Ben & Jerry’s’ initial announcement caused multiple state pension funds and other sources to divest from the company, devaluing its investment potential. By some estimates, Unilever lost around 8% of its more than $4 billion value over six days following the Israel announcement.

It’s unclear whether the argument will hold weight in court. Unilever acquired Ben & Jerry’s in 2000 from the company’s Jewish owners Ben Cohen and Jerry Greenfield, under a unique ownership agreement that allows Ben & Jerry’s to maintain a separate, semi-autonomous board to make social justice-oriented decisions in line with its founders’ mission. The British conglomerate has long maintained that it has no formal control over the board’s decisions.

However, there are signs that Unilever had at least some advance notice of the Ben & Jerry’s board’s decision and took some degree of action without the board’s input. Board chair Anuradha Mittal told NBC News last year that Unilever had altered the board’s initial draft statement, adding a passage pledging to continuing selling ice cream within Israel’s 1967 borders — a pledge which the Ben & Jerry’s board had not approved. 
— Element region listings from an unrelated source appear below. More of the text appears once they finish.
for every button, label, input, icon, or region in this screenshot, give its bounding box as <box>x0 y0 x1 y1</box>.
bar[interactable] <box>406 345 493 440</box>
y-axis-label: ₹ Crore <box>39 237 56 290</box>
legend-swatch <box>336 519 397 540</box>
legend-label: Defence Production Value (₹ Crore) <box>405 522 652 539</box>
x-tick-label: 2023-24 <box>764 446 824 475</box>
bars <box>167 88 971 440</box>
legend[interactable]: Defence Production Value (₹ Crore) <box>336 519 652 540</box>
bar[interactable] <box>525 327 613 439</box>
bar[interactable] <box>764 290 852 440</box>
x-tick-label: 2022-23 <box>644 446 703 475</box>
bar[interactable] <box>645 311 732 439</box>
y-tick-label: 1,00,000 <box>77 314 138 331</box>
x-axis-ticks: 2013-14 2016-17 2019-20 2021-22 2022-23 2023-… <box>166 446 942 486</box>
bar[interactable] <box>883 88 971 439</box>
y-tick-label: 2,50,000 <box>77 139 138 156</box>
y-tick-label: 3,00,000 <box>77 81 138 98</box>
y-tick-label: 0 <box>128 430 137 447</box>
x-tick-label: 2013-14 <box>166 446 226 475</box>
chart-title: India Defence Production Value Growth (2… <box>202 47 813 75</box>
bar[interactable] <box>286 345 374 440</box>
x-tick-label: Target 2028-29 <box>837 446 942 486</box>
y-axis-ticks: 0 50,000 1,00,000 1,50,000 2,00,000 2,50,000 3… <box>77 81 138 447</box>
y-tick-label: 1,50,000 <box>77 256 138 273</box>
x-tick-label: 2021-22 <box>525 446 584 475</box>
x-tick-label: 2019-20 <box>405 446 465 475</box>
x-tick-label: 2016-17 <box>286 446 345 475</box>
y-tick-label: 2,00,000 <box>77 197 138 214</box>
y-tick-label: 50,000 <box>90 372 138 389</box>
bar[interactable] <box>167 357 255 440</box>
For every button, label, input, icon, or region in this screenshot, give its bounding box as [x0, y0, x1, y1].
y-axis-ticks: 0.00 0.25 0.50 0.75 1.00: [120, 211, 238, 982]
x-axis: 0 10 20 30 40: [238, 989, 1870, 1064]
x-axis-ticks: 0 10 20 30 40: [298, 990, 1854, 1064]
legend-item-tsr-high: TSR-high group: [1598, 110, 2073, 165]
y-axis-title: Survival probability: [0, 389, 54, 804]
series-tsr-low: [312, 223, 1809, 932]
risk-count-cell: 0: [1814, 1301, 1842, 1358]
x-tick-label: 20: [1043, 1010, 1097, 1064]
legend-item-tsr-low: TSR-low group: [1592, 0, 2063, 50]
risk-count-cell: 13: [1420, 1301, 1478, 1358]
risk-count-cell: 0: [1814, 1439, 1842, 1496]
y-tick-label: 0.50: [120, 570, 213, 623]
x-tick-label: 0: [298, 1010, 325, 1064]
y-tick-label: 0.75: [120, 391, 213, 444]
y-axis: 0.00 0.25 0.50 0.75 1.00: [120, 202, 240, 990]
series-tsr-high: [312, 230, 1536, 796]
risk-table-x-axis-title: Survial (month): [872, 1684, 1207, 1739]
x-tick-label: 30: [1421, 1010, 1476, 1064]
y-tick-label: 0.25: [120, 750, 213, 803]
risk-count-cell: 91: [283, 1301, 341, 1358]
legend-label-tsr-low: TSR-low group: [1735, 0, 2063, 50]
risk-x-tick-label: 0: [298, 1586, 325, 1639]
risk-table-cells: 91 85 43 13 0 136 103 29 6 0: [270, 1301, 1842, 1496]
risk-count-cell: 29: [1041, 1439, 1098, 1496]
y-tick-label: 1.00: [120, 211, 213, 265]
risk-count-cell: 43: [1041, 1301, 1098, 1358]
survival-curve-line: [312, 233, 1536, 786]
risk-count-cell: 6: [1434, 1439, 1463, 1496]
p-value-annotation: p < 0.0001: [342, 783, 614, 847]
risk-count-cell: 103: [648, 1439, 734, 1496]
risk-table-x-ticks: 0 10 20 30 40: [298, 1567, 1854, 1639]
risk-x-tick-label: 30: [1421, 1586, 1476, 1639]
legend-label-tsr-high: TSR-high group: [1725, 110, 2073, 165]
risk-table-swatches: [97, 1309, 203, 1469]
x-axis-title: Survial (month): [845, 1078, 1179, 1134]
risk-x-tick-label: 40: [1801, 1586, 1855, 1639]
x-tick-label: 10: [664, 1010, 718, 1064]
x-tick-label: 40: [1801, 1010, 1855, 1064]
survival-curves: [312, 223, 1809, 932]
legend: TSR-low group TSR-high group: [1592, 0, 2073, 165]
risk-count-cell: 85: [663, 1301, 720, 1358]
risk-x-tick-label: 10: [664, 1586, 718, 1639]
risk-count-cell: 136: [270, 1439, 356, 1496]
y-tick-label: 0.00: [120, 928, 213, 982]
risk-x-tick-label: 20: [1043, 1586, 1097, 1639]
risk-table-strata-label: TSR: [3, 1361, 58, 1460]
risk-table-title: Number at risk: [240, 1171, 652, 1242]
Unilever then released the amended statement itself. A separate statement from the Ben & Jerry’s board said the final wording “does not reflect the position of the independent board, nor was it approved by the independent board.”

Ben & Jerry’s has said its 2021 decision to stop selling in the West Bank, which came in the wake of Israel’s violent clash with Hamas in which Israeli forces killed hundreds of Palestinians and Hamas killed over a dozen Israelis, does not amount to a boycott.

Still, that hasn’t stopped outside figures from putting pressure on Unilever seeking to get it to somehow change Ben & Jerry’s policy. Last week New York Gov. Kathy Hochul issued Unilever a final warning saying the state plans to divest its own funds from the company over the Israel decision if it did not take more decisive action against its subsidiary. This followed the lead of Illinois, Arizona, and several other states that have divested pension funds and other investments from Unilever, often by invoking state laws limiting business with companies that support Israel boycotts.

Also this week, the news site Jewish Insider, citing a surreptitiously recorded cell-phone video, reported that Ben & Jerry’s requires all new employees to watch training videos about the Israeli-Palestinian conflict featuring the Human Rights Watch director Omar Shakir, who was deported from Israel in 2019 due to his alleged support of Israel boycott initiatives. 

The Forward subsequently disputed Jewish Insider’s story, reporting that, while the company did offer a lunch-and-learn video on the conflict featuring Shakir, viewing the video was optional and new employees are not required to watch anything about Israel. After the Forward’s report, Jewish Insider reporter Melissa Weiss tweeted that the organization stands by their reporting.

A separate lawsuit, brought earlier this year by the Ben & Jerry’s Israeli affiliate American Quality Products, Ltd. against Unilever, is alleging that the territories policy violates U.S. laws that restrict business with any company that boycotts Israel. The parties of that suit went into arbitration last week, according to Reuters.